Chou has teamed up with internationally renowned Chinese pianist Lang Lang and award-winning Taiwanese American violinist Ray Chen for the title song “Greatest Works of Art,” which is intended to pay tribute to some of the most important artists in history. Chen plays the violin solo composed by Chou. “I hope to make classical listeners feel that pop and classical can be a perfect combination,” the star said.
“When I first heard of this piece, I thought it was really interesting because there are elements of classical music combined with the pop world,” Chen said in a video interview. “It’s a fun project to be involved in.”
Chou directed the time travel music video of “Greatest Works of Art,” which is essentially a short film with a complete plot, and which may have given Chou the confidence to now pitch for a feature film about art.
Shot in Paris at the Samaritaine department store, the Mando-pop king disguises himself as a security guard in order to sneak himself into the historic building and play a magic piano that transports him and his partner in crime from present times to the 1920s French capital. There he meets some of the greatest artists of the 20th century, including the Surrealists Salvador Dalí and René Magritte, Claude Monet, Chinese-French painter Sanyu, and Chinese poet Xu Zhimo.
In Chou’s imagination, these artists are enchanted by his magic tricks and were inspired to create the classical works that have left a mark in the history of art – everything from Dali’s melting clocks in “The Persistence of Memory” (1931), to Magritte’s “The Son of Man” (1964), and Monet’s paintings of waterlilies.

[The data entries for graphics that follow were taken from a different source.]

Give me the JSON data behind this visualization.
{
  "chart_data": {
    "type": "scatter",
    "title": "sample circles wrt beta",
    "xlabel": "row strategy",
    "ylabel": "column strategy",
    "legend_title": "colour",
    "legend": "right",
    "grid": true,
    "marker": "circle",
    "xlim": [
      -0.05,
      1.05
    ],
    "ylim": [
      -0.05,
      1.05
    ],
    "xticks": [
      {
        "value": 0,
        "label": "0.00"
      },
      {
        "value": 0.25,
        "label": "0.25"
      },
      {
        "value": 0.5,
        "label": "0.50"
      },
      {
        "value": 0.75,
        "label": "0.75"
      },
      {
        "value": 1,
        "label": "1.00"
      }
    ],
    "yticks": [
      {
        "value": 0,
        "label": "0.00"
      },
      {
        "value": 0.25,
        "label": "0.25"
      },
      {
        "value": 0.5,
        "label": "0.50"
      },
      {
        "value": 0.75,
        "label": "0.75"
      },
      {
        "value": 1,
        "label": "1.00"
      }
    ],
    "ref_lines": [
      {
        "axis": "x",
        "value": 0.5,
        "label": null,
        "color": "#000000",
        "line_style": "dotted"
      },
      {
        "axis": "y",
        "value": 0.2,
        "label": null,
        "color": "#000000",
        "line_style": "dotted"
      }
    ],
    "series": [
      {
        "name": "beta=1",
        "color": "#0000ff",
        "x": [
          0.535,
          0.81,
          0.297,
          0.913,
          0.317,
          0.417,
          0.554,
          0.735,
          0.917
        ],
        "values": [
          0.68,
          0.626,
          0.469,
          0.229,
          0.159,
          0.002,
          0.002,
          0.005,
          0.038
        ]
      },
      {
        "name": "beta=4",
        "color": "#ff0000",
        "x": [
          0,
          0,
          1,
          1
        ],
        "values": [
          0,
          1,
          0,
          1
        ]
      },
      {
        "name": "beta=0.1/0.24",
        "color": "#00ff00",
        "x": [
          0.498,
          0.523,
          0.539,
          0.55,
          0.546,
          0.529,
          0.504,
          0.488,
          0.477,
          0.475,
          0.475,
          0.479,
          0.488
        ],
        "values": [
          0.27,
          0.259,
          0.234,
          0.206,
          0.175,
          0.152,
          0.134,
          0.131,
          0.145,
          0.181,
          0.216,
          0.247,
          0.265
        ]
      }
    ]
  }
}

“In this wild era, as the king of music, I think I do not need a picture frame,” he sings. “My musical notes are all the future of art.” He also encounters a mysterious pianist played by Lang, who challenges Chou in a music battle.
The plot of the music video involves considerable research into the history of art, artists, Paris, and magic, the star noted. He also fills in the gaps in the story with pieces of his own imagination, and he invents connection between the artists. “You can imagine if the literati and artists gathered together in that era, what would they be like, drawing something for each other?” he asked.
Before embedding himself in the film, Chou is poised to take his music on the road, as the post-pandemic world opens up. He is set to take his Carnival World Tour to Singapore in December, followed by a show in Kuala Lumpur, Malaysia, that has been rescheduled to January, 2023, due to COVID delays.